その「僕」を取り巻く「姉」、「山崎さん」、「ウルシバラ」の女性3名。

物語は、あまりあり得ないシチュエーションを、あまりにも淡々と極々普通の生活のように描いております。

初期村上春樹氏の作品にも近い作風ですが、主人公の僕には、村上氏の「僕」より、少し血が通っているといった印象を受けました。

ストーリそのものも相当印象深いのですが、加えて印象深かったのは僕自身の姿です。
それは、護身術を覚える姿であり、深夜のガソリンスタンドで丁寧に仕事をする姿、山崎さんからもらった自転車「どこにでもいける切符2」(略して「どこ2」)を整備する姿、そしてウルシバラからの手紙を貰ったときの姿であったりします。
これら姿は、非常にリアリティーがあり、また、どこにでもありがちな気持ちの良い”青年の姿”なわけですが、物語の根底にあるのは、”どこにもいく事のできない閉塞感からの自由”であり、読んでいて羨ましくなる姿なわけです。
そんな「僕」自身が、あまり気負うことなく流れに身を任せながら、それでいて確固たるものを隠している雰囲気も個人的にはマッチしました。
この辺りは、作者の筆致によるところも大きく、期待の持てる作家さんだと思いました。

そんなこんなで、物語冒頭に姉が語る
「大切なのは意志と勇気。
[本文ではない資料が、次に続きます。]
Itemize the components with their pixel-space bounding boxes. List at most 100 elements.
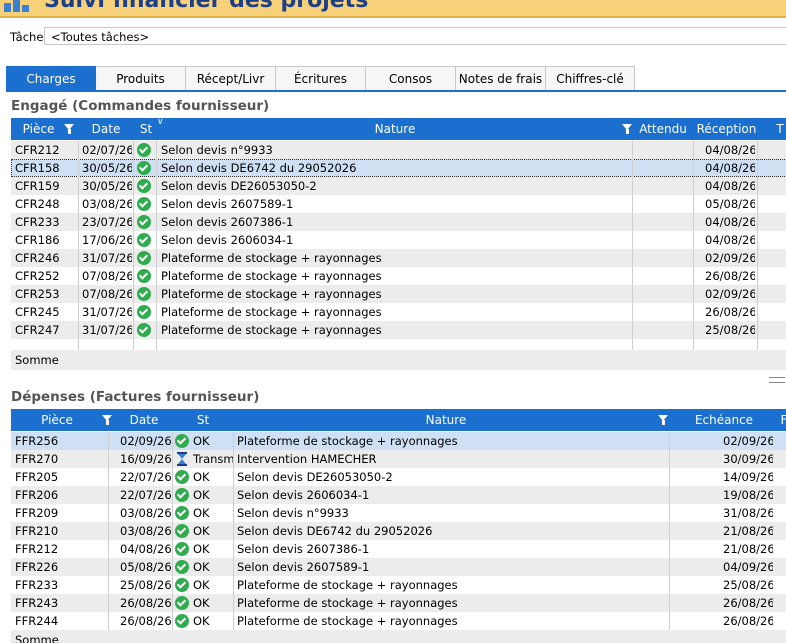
tab-bar: Charges Produits Récept/Livr Écritures C… xyxy=(6,66,786,91)
table-row[interactable]: CFR233 23/07/26 Selon devis 2607386-1 04/08… xyxy=(11,213,786,231)
table-row[interactable]: FFR243 26/08/26 OK Plateforme de stockage +… xyxy=(11,594,786,612)
table-row[interactable]: FFR233 25/08/26 OK Plateforme de stockage +… xyxy=(11,576,786,594)
cell-echeance: 30/09/26 xyxy=(723,452,773,466)
column-divider xyxy=(78,159,79,177)
column-divider xyxy=(693,141,694,159)
column-divider xyxy=(632,213,633,231)
cell-reception: 02/09/26 xyxy=(705,287,755,301)
col-header-nature[interactable]: Nature xyxy=(161,118,629,140)
cell-echeance: 25/08/26 xyxy=(723,578,773,592)
column-divider xyxy=(693,285,694,303)
table-row[interactable]: FFR244 26/08/26 OK Plateforme de stockage +… xyxy=(11,612,786,630)
tab-recept-livr[interactable]: Récept/Livr xyxy=(186,66,276,91)
check-circle-icon xyxy=(137,305,151,319)
check-circle-icon xyxy=(175,578,189,592)
col-header-nature[interactable]: Nature xyxy=(233,409,659,431)
table-row[interactable]: CFR253 07/08/26 Plateforme de stockage + r… xyxy=(11,285,786,303)
cell-status: OK xyxy=(193,578,210,592)
column-divider xyxy=(693,267,694,285)
column-divider xyxy=(172,594,173,612)
cell-piece: FFR226 xyxy=(15,560,59,574)
cell-status: OK xyxy=(193,596,210,610)
table-row[interactable]: CFR245 31/07/26 Plateforme de stockage + r… xyxy=(11,303,786,321)
table-row[interactable]: CFR159 30/05/26 Selon devis DE26053050-2 04… xyxy=(11,177,786,195)
depenses-body: FFR256 02/09/26 OK Plateforme de stockage +… xyxy=(11,432,786,643)
column-divider xyxy=(233,504,234,522)
col-header-reception[interactable]: Réception xyxy=(694,118,759,140)
tab-produits[interactable]: Produits xyxy=(96,66,186,91)
col-header-attendu[interactable]: Attendu xyxy=(633,118,693,140)
table-row[interactable]: FFR206 22/07/26 OK Selon devis 2606034-1 19/… xyxy=(11,486,786,504)
cell-date: 25/08/26 xyxy=(120,578,172,592)
tab-notes-de-frais[interactable]: Notes de frais xyxy=(456,66,546,91)
filter-icon[interactable] xyxy=(64,124,74,134)
col-header-extra[interactable]: T xyxy=(773,118,786,140)
table-row[interactable]: CFR158 30/05/26 Selon devis DE6742 du 2905… xyxy=(11,159,786,177)
col-header-extra[interactable]: F xyxy=(777,409,786,431)
column-divider xyxy=(669,576,670,594)
table-row[interactable]: FFR210 03/08/26 OK Selon devis DE6742 du 29… xyxy=(11,522,786,540)
table-row[interactable]: FFR209 03/08/26 OK Selon devis n°9933 31/08/… xyxy=(11,504,786,522)
column-divider xyxy=(757,177,758,195)
cell-piece: CFR159 xyxy=(15,179,60,193)
check-circle-icon xyxy=(137,251,151,265)
cell-piece: FFR209 xyxy=(15,506,59,520)
cell-echeance: 21/08/26 xyxy=(723,524,773,538)
sum-label: Somme xyxy=(15,633,59,643)
cell-nature: Selon devis n°9933 xyxy=(237,506,349,520)
tab-charges[interactable]: Charges xyxy=(6,66,96,91)
cell-reception: 04/08/26 xyxy=(705,215,755,229)
engage-grid: Pièce Date St ∨ Nature Attendu Réception… xyxy=(11,118,786,370)
table-row[interactable]: FFR256 02/09/26 OK Plateforme de stockage +… xyxy=(11,432,786,450)
cell-date: 22/07/26 xyxy=(120,470,172,484)
column-divider xyxy=(156,195,157,213)
table-row[interactable]: CFR248 03/08/26 Selon devis 2607589-1 05/08… xyxy=(11,195,786,213)
column-divider xyxy=(172,612,173,630)
table-row[interactable]: FFR226 05/08/26 OK Selon devis 2607589-1 04/… xyxy=(11,558,786,576)
cell-date: 30/05/26 xyxy=(82,161,132,175)
cell-echeance: 21/08/26 xyxy=(723,542,773,556)
cell-piece: CFR158 xyxy=(15,161,60,175)
col-header-st[interactable]: St xyxy=(136,118,156,140)
check-circle-icon xyxy=(175,434,189,448)
column-divider xyxy=(757,231,758,249)
app-logo-icon xyxy=(2,0,40,12)
table-row[interactable]: CFR212 02/07/26 Selon devis n°9933 04/08/26 xyxy=(11,141,786,159)
tab-chiffres-cle[interactable]: Chiffres-clé xyxy=(546,66,635,91)
column-divider xyxy=(669,612,670,630)
table-row[interactable]: FFR212 04/08/26 OK Selon devis 2607386-1 21/… xyxy=(11,540,786,558)
summary-row: Somme xyxy=(11,630,786,643)
table-row[interactable]: FFR205 22/07/26 OK Selon devis DE26053050-2… xyxy=(11,468,786,486)
col-header-date[interactable]: Date xyxy=(81,118,131,140)
filter-icon[interactable] xyxy=(658,415,668,425)
tab-consos[interactable]: Consos xyxy=(366,66,456,91)
col-header-piece[interactable]: Pièce xyxy=(11,409,103,431)
cell-date: 03/08/26 xyxy=(82,197,132,211)
check-circle-icon xyxy=(137,287,151,301)
table-row[interactable]: CFR186 17/06/26 Selon devis 2606034-1 04/08… xyxy=(11,231,786,249)
cell-echeance: 26/08/26 xyxy=(723,614,773,628)
col-header-echeance[interactable]: Echéance xyxy=(674,409,774,431)
column-divider xyxy=(78,267,79,285)
table-row[interactable]: CFR246 31/07/26 Plateforme de stockage + r… xyxy=(11,249,786,267)
filter-icon[interactable] xyxy=(102,415,112,425)
column-divider xyxy=(156,141,157,159)
table-row[interactable]: CFR247 31/07/26 Plateforme de stockage + r… xyxy=(11,321,786,339)
col-header-piece[interactable]: Pièce xyxy=(11,118,66,140)
check-circle-icon xyxy=(137,233,151,247)
tab-ecritures[interactable]: Écritures xyxy=(276,66,366,91)
column-divider xyxy=(757,159,758,177)
cell-status: Transm xyxy=(193,452,233,466)
filter-icon[interactable] xyxy=(622,124,632,134)
col-header-date[interactable]: Date xyxy=(115,409,173,431)
col-header-st[interactable]: St xyxy=(173,409,233,431)
table-row[interactable]: FFR270 16/09/26 Transm Intervention HAMECHE… xyxy=(11,450,786,468)
cell-nature: Plateforme de stockage + rayonnages xyxy=(161,251,382,265)
cell-piece: CFR212 xyxy=(15,143,60,157)
cell-piece: FFR233 xyxy=(15,578,59,592)
cell-nature: Plateforme de stockage + rayonnages xyxy=(161,269,382,283)
cell-echeance: 02/09/26 xyxy=(723,434,773,448)
table-row[interactable]: CFR252 07/08/26 Plateforme de stockage + r… xyxy=(11,267,786,285)
splitter-grip-icon[interactable] xyxy=(769,377,785,383)
task-filter-select[interactable]: <Toutes tâches> xyxy=(44,27,786,45)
それだけで大抵のことは上手くいく」
というコメントは、相当の重みのある言葉でありながら、このような流れの中では、読み手にすっと入り込んでくるのでありました。

ちなみに「どうして半沢良は、半沢良となったのか?」といった物語のそれなりに本質に近いところの疑問には一切答えてくれません。
ただ、読み終わってみて、この疑問自体が所詮過去のことであり、そこに物語のメッセージがないことに気がついてしまえば、それほど気にはなりません。

ということで、2007年は、中村航氏を追ってみたりしようかと思う今日この頃。